Verhoeven further defended his film when Variety asked whether he would ever consider using an intimacy director for his sex scenes.

"[The actors] themselves were the intimacy co-ordinators," he told the outlet. "I felt it. Sometimes it might be necessary, but for the time being I believe not in France."

In the Basic Instinct director's new film, his first in five years, Academy Award nominee Charlotte Rampling takes on a case involving a newcomer nun named Benedetta Carlini (Virginie Efira), who from an early age developed the ability to perform miracles that eventually lead to a romantic entanglement with a fellow nun (Daphné Patakia).

"Don't forget, in general, people, when they have sex, they take their clothes off," Verhoeven said when pressed about the film's more controversial moments . "So I'm stunned basically by the fact that we don't want to look at the reality of life. Why this puritanism has been introduced — it is in my opinion wrong."

Verhoeven recently again denied Sharon Stone's accusation that he tricked her into doing the infamous Basic Instinct leg-crossing scene without underwear, saying his memory of the incident "is radically different from Sharon's memory."

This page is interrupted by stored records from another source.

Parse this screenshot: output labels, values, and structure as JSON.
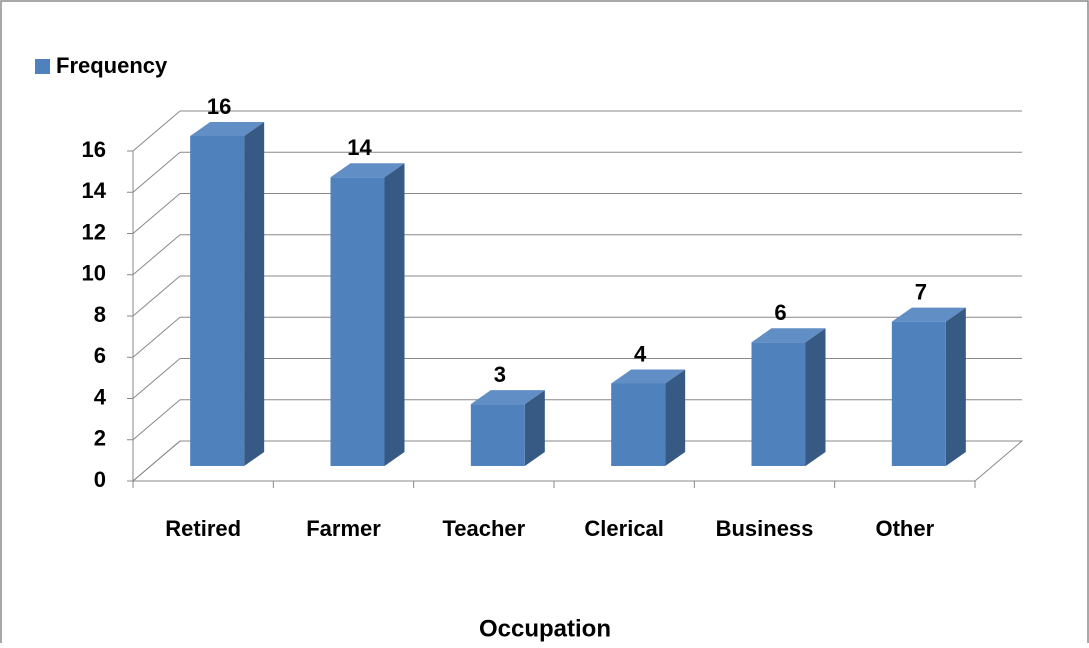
{
  "chart_data": {
    "type": "bar3d",
    "x_label": "Occupation",
    "categories": [
      "Retired",
      "Farmer",
      "Teacher",
      "Clerical",
      "Business",
      "Other"
    ],
    "series": [
      {
        "name": "Frequency",
        "color": "#4f81bd",
        "values": [
          16,
          14,
          3,
          4,
          6,
          7
        ]
      }
    ],
    "ylim": [
      0,
      16
    ],
    "yticks": [
      0,
      2,
      4,
      6,
      8,
      10,
      12,
      14,
      16
    ],
    "grid": true,
    "legend_position": "top-left",
    "data_labels": true
  }
}
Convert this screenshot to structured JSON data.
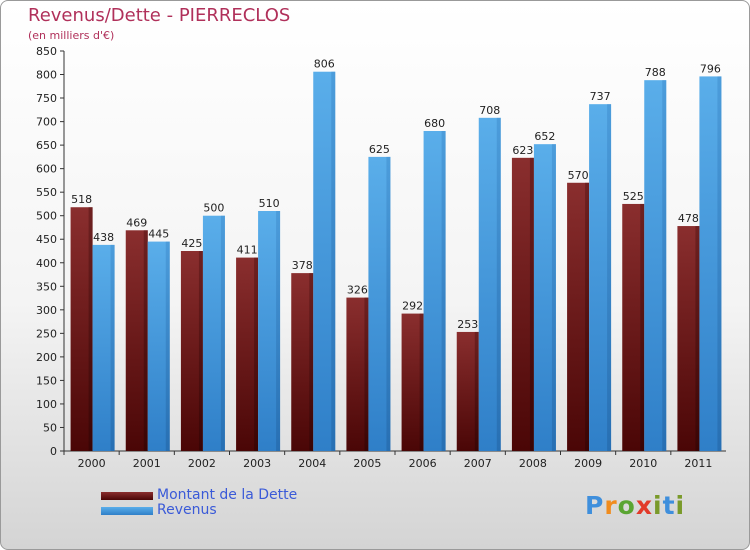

"She knew exactly what we were doing," the filmmaker said. "I told her it was based on a story of a woman that I knew when I was a student who did the crossing of her legs without panties regularly at parties. When my friend told her we could see her vagina, she said, 'Of course, that's why I do it.' Then Sharon and I decided to do a similar sequence." Verhoeven added that he and Stone "still have a pleasant relationship and exchange text messages."

Bendetta premiered Friday at the Cannes Film Festival.